Fidan, şöyle devam etti: “Eğer niyetiniz uluslararası sistem üzerinde bir egemenlik tesis etmekse ve yalnızca kendiniz için bir alan yaratmaya çalışıyorsanız, bu farklı bir gündemdir. Fakat eğer politikanız ve niyetiniz, uluslararası sistemi herkese eşit ve adil davranan, kimseyi geride bırakmayan bir yapıya dönüştürmekse, o zaman sistem başkalarına da fayda sağlayabilir. Ne yazık ki tarih boyunca geliştirilen tüm uluslararası sistemlere baktığımızda, bu yapıların zafer kazanan taraflarca kurgulandığını görüyoruz. Doğal olarak bu sistemler, galiplerin çıkarlarına hizmet eder. Ancak tarih bize, bu tür sistemlerin sınırlı bir raf ömrü olduğunu da göstermiştir.”
Türkiye’nin, “Sistemi sadece kazananların perspektifinden değil, kimsenin geride kalmadığı ve herkesin dahil olduğu bir yapıya nasıl dönüştürebiliriz?” sorusuna yanıt aradığını ifade eden Fidan, bunun Türkiye’nin dış politika misyonunun özünü oluşturduğunu söyledi.
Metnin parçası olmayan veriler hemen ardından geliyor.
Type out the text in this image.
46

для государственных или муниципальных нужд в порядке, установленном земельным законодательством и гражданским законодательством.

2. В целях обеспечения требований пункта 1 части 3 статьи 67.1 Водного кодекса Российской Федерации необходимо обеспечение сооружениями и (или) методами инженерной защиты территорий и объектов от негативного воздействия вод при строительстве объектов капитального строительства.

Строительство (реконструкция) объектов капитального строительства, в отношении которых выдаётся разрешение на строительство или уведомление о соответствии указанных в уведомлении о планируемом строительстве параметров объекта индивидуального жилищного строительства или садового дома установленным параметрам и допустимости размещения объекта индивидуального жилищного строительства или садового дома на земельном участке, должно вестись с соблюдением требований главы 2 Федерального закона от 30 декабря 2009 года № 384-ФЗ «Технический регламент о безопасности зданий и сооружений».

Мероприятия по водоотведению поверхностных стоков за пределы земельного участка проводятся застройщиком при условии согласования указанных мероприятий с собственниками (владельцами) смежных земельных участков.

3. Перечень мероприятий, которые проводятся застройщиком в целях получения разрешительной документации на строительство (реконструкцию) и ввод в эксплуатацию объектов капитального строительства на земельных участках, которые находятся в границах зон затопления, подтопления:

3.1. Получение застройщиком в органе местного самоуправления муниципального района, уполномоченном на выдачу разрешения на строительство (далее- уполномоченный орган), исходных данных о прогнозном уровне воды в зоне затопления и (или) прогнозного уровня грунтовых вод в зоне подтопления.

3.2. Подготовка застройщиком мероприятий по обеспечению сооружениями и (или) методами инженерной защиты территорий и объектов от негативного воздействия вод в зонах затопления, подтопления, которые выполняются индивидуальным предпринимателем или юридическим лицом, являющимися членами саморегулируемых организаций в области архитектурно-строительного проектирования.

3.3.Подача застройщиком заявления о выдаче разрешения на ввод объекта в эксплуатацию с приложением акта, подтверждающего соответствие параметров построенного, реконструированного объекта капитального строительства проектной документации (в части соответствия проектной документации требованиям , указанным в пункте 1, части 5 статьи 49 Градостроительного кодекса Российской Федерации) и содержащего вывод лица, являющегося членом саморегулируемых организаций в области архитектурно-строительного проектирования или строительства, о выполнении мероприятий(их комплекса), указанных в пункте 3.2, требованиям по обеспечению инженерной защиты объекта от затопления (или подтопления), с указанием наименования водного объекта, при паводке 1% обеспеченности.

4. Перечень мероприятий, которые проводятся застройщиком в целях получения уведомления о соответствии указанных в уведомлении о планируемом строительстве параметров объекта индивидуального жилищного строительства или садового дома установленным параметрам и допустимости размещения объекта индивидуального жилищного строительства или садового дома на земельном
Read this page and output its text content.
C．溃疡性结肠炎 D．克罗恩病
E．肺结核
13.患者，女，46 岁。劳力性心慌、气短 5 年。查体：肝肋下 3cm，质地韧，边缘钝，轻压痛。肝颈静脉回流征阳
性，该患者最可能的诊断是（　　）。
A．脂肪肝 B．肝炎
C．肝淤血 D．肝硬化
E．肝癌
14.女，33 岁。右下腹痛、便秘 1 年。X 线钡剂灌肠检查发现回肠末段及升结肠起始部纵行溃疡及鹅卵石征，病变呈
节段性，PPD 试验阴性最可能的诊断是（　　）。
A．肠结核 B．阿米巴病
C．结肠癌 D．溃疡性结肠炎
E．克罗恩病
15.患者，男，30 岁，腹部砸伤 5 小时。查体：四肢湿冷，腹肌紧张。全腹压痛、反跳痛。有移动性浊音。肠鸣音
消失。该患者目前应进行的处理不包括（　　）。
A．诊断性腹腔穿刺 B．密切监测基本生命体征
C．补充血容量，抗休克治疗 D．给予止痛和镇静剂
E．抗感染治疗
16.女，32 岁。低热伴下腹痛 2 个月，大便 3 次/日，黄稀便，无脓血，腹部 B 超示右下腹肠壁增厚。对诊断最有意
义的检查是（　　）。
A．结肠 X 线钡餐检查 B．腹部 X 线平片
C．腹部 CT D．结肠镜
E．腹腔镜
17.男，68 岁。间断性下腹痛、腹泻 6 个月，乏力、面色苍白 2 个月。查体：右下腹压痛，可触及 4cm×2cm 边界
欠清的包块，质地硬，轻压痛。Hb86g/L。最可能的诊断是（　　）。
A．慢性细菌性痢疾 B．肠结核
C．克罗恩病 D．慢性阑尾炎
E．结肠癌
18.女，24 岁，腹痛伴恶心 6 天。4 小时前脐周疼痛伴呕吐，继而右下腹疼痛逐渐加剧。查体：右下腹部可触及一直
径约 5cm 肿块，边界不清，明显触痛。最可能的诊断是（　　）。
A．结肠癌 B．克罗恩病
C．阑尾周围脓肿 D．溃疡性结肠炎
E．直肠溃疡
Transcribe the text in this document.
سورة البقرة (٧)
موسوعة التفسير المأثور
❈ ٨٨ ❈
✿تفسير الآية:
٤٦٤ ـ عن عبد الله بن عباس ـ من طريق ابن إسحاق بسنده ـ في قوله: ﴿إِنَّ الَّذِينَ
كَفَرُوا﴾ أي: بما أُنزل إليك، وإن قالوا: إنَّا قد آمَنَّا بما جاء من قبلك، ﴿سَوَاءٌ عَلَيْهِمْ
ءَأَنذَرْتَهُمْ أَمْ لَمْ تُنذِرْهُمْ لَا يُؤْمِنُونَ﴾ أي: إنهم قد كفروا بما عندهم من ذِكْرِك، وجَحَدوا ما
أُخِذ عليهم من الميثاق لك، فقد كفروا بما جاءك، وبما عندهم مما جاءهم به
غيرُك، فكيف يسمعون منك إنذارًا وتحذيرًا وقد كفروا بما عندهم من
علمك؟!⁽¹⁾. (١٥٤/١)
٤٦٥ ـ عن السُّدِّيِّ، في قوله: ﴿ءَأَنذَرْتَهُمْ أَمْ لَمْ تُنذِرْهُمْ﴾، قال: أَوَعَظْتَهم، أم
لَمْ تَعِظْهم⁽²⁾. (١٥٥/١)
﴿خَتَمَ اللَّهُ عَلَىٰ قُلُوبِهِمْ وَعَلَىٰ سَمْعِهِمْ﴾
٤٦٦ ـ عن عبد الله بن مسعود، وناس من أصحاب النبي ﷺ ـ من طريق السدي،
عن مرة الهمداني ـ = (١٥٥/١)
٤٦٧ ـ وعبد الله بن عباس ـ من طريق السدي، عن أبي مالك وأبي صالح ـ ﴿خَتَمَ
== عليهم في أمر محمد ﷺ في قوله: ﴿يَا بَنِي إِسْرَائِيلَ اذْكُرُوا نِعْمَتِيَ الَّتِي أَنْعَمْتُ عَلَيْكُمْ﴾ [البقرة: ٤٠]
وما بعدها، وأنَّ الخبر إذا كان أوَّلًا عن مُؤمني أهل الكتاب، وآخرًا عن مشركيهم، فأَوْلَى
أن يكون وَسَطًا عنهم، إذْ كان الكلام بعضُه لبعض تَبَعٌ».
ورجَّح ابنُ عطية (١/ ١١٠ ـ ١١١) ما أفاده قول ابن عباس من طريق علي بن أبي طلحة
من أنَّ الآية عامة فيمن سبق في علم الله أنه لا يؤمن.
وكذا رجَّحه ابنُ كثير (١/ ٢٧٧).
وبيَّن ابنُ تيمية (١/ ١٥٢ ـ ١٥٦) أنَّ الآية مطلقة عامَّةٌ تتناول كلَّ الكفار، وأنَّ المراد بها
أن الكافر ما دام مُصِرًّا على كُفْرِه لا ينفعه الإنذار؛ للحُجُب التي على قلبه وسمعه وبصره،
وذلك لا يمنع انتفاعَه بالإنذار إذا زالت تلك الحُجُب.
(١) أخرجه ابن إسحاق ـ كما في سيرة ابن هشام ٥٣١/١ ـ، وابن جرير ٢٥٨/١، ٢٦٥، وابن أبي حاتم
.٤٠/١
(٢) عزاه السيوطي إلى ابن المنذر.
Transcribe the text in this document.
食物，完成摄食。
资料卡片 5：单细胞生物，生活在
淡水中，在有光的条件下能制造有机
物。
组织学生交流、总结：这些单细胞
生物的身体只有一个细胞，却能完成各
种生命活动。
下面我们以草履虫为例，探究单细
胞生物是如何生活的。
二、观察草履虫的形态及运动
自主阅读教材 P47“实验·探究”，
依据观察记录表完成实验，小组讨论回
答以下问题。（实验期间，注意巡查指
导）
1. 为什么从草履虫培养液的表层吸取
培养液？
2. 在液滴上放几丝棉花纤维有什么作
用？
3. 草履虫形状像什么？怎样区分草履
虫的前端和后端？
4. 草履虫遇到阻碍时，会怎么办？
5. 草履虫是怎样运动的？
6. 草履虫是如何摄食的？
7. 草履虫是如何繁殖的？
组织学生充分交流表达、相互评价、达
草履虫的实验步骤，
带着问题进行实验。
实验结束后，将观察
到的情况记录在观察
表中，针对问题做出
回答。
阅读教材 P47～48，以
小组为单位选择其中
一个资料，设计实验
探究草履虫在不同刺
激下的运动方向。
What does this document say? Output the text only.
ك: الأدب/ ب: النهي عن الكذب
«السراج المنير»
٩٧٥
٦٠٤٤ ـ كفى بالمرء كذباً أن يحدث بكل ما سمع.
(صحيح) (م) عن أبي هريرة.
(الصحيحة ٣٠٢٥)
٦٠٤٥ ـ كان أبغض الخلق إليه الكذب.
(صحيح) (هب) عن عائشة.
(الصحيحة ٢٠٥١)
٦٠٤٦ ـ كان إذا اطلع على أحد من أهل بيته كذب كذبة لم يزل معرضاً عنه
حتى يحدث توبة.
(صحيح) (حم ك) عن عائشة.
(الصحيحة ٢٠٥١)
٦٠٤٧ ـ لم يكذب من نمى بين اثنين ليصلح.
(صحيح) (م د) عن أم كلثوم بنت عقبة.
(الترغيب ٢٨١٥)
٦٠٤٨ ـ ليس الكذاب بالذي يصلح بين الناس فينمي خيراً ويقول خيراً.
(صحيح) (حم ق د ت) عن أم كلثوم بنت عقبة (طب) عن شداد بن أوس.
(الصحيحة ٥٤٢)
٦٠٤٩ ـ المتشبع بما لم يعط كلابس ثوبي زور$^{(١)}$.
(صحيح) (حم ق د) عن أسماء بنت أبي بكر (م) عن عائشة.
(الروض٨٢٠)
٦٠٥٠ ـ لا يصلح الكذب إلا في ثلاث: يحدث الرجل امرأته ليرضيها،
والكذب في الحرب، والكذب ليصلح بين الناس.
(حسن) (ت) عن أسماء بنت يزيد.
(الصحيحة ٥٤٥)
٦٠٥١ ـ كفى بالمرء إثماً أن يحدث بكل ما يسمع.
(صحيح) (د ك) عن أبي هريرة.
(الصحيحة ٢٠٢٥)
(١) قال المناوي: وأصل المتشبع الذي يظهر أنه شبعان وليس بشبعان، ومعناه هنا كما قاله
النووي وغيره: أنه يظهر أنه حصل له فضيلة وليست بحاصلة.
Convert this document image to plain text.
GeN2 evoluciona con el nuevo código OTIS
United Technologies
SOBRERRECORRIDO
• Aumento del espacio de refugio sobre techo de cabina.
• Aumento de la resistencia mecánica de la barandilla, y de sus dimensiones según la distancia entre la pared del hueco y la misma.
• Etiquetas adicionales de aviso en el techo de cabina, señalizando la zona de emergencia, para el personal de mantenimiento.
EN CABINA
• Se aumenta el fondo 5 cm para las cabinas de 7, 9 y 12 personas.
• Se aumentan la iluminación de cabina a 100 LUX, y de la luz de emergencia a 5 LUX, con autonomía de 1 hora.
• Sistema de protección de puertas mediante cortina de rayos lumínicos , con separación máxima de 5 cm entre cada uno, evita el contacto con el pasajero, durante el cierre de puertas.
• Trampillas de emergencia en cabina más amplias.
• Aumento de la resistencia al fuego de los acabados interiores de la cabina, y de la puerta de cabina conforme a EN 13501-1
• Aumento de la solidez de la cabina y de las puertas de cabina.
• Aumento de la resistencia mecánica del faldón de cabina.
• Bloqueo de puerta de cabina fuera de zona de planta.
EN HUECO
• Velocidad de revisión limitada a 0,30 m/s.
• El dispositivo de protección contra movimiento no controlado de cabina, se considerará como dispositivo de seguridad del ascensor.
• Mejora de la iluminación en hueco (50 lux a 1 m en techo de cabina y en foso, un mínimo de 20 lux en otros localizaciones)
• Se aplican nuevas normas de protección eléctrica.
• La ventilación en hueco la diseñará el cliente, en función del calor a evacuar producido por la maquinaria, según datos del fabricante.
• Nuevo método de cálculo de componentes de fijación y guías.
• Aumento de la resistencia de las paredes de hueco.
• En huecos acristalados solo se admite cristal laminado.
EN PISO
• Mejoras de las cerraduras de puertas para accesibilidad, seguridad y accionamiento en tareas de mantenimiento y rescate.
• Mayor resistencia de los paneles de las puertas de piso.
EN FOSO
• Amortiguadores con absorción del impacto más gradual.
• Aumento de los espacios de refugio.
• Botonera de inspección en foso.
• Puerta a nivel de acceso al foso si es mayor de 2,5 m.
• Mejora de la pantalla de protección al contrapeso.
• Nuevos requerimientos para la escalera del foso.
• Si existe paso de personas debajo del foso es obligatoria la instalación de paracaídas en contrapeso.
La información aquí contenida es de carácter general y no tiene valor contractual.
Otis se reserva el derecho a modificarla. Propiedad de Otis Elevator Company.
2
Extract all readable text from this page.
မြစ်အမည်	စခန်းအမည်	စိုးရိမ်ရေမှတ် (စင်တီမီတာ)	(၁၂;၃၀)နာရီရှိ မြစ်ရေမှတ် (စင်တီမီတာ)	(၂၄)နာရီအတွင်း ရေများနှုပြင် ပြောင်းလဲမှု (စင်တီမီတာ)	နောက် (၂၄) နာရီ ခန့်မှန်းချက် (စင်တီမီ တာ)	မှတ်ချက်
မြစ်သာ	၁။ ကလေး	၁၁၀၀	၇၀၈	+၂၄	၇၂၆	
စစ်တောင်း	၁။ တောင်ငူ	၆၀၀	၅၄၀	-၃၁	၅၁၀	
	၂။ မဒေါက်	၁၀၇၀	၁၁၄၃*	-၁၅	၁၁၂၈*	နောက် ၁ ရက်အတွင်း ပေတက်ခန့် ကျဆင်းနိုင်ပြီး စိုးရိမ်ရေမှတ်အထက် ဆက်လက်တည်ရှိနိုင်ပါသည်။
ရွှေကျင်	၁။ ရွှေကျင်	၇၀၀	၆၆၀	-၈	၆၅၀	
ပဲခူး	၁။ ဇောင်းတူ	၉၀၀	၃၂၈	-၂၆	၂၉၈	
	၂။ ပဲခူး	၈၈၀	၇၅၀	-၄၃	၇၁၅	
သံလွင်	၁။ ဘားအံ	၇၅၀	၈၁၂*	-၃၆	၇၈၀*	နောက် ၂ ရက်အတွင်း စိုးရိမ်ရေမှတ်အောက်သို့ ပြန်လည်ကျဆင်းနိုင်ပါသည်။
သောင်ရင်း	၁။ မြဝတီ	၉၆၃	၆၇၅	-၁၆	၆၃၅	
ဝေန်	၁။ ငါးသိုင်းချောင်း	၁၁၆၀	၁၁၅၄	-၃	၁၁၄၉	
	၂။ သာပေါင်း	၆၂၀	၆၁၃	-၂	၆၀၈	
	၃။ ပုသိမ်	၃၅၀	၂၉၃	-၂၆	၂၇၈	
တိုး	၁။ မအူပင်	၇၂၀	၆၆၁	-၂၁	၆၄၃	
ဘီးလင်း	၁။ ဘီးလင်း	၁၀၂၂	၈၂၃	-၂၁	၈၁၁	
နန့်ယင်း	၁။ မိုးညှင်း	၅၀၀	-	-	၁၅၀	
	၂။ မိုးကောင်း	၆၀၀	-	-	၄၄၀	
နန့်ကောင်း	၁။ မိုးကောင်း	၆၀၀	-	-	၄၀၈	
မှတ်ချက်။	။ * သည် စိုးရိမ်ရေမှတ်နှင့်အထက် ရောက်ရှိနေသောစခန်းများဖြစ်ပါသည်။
Hakan Fidan, mevcut sistemde hiç kimsenin kendi rekabetçi avantajından feragat etmek istemediğini gördüklerini belirterek, “İster veto yetkisi olsun, ister Birleşmiş Milletler Güvenlik Konseyi’nde daimi üyelik olsun, bunlar sanki kendilerine ezelden verilmiş haklar gibi görülüyor ve kimse bunlardan vazgeçmeyi düşünmüyor. Ancak bu haklar, uluslararası toplumun geri kalanının çıkarlarının aleyhine işliyor. Dürüst olmak gerekirse korkum şudur ki; eğer tarihten ders almazsak, yeni bir uluslararası sistem kurmak için maalesef çok büyük bir çatışma yaşamak zorunda kalabiliriz. Fakat insanlık olarak tarihten bir ders çıkarmış olmalı ve bu hatayı tekrarlamamalıyız.” değerlendirmesini yaptı.
Türkiye ve Malezya’nın dünyanın farklı coğrafyalarında olmalarına rağmen aynı değerleri paylaştıklarını dile getiren Fidan, iki ülke liderlerinin ve halklarının, bir fırsat doğduğunda derhal omuz omuza geldiklerini sözlerine ekledi.